Tax Penalties For LLC Mismanagement
(Hackl v. Commissioner of Internal Revenue) Mr. and Mrs. Hackl created an LLC for a tree farming business. They gave ownership in the LLC as gifts to their children and other family members. The Hackls identified these transfers as tax excludable gifts in their tax return, which they would normally be. But because the Hackls had not properly structured and governed their LLC, the IRS and the Tax Court charged them hundreds of thousands of dollars of gift tax penalties.
The $6 Million Veil Piercing
(Coleman v. Coleman) An owner of four successful businesses lost $6 million in a family dispute when his corporate veils were pierced by the court. He had ignored corporate formalities and had commingled personal and business funds. His reasoning? He "preferred to conduct corporate business personally rather than in the corporate name, because it was more convenient than observing appropriate corporate procedures."
Govern Your FLP Correctly Or Pay The Estate Tax
(Strangi v. Commissioner of Internal Revenue) An individual formed a family limited partnership (FLP) under the guidance of a lawyer and transferred virtually all of his assets into it. His objective was to achieve a $4.4 million estate valuation discount. The IRS challenged the validity of the FLP, claiming it had not been created and managed as a bona fide business entity. The individual's estate had to pay several million dollars in tax penalties because key governance requirements had been ignored.
Even Attorneys Can Get It Wrong
(Falcone v. Night Watchman, Inc.) An attorney had a law firm and was also sole stockholder of a restaurant. His restaurant was sued by a supplier for non-payment. The corporate veil was pierced and the attorney held personally responsible for the debt. He had failed to maintain proper records, officers, and compliance requirements for either his restaurant or his law firm. The veil piercing risk didn't hit his radar screen until after he was sued Ð and he was a practicing attorney!
No Good Deed Goes Unpunished
(McCord v. Commissioner of Internal Revenue) A family owned a limited partnership containing marketable securities and real estate interests. They gave ownership in the partnership to charities and other beneficiaries in a charitable giving and estate planning effort. While the fact of the gifts was upheld by the IRS, the family suffered significant tax penalties because they had incorrectly applied rules for valuation of the business entity.
Piercing Trusts, Corporations, And LLCs
(Northern Tankers (Cyprus) Ltd. v. Backstrom) A plaintiff sued a shipping company. He also sued the owners personally, successfully asking the court to pierce the veils of several of their entities. These included trusts, corporations and two LLCs, which were not directly related to the shipping company. They were investment and estate planning vehicles. Why were they pierced? Company funds had been commingled, no loans were documented, compliance formalities had not been followed, and officers and directors were not functioning.

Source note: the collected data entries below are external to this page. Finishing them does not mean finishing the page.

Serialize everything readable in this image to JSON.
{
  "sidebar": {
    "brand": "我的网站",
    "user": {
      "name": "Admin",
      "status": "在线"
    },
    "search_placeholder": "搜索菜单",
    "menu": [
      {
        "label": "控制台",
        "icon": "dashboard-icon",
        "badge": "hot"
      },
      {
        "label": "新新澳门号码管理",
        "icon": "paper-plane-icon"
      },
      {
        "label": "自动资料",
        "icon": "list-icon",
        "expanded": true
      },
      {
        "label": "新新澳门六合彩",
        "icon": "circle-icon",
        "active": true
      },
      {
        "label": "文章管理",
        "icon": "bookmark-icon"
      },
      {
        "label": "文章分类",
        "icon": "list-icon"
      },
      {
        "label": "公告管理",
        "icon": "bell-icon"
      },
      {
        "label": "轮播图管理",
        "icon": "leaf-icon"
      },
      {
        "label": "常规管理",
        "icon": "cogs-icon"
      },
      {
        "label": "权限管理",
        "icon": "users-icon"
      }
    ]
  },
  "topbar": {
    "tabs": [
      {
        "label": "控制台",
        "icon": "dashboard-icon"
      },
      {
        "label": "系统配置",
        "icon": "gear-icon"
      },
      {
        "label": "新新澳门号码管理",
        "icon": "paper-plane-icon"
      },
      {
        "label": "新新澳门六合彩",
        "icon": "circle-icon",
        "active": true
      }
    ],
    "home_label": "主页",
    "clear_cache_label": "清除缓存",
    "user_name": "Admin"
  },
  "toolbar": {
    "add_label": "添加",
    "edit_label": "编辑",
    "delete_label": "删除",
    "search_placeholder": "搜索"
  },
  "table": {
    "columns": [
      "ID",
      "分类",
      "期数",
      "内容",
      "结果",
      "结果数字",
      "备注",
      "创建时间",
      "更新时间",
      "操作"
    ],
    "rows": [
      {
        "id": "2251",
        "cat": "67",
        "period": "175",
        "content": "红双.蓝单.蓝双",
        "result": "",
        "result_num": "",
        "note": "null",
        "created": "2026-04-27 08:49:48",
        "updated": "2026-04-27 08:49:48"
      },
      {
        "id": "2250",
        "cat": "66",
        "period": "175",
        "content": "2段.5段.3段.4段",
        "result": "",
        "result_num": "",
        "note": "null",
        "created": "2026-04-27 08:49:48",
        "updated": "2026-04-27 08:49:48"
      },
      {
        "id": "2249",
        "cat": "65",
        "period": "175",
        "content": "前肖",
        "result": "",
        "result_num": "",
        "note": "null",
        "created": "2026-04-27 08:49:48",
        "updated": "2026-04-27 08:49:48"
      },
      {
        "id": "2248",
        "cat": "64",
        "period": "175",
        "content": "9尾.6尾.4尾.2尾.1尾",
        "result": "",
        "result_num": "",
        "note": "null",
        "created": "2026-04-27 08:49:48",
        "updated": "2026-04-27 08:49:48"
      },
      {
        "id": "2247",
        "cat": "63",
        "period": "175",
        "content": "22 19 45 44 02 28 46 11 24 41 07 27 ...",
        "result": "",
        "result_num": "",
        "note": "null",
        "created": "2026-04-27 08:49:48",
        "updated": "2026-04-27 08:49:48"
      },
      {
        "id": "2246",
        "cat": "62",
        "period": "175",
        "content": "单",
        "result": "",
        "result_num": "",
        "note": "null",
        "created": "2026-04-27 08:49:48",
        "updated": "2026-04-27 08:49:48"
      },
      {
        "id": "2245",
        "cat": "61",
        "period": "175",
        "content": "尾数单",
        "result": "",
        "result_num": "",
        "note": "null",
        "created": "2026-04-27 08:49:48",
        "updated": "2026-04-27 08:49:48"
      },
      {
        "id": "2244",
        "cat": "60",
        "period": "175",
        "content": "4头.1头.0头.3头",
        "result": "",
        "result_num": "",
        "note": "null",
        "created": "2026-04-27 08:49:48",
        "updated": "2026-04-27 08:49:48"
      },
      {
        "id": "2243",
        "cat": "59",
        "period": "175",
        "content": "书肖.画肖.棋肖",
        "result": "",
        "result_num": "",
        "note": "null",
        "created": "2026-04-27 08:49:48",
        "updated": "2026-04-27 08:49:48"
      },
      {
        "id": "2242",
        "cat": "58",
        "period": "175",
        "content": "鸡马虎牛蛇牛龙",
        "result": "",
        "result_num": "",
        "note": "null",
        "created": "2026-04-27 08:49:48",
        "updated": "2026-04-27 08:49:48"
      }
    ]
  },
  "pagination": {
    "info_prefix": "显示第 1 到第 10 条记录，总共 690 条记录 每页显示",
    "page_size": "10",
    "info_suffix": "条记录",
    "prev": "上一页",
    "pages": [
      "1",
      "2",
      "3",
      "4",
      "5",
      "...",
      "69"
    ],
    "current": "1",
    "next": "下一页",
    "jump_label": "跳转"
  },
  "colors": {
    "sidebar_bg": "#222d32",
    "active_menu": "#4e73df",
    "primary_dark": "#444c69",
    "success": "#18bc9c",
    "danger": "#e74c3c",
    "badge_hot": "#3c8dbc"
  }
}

How A CPA "Helped" Pierce His Client's Corporate Veil
(Zisblatt v. Zisblatt) In a divorce action, the viability of the defendant's business entity was in question. Zisblatt's CPA appears to have prepared the corporate documents and then offered himself and his wife to be two additional shareholders. At trial, the CPA admitted that he and his wife owned the stock for 10 years but "never believed that he owned the stock" and that his sole purpose in allowing himself to be listed as a shareholder was "as an accommodation for a client." The CPA's "accommodation" helped the court determine that the corporation was never a separate entity.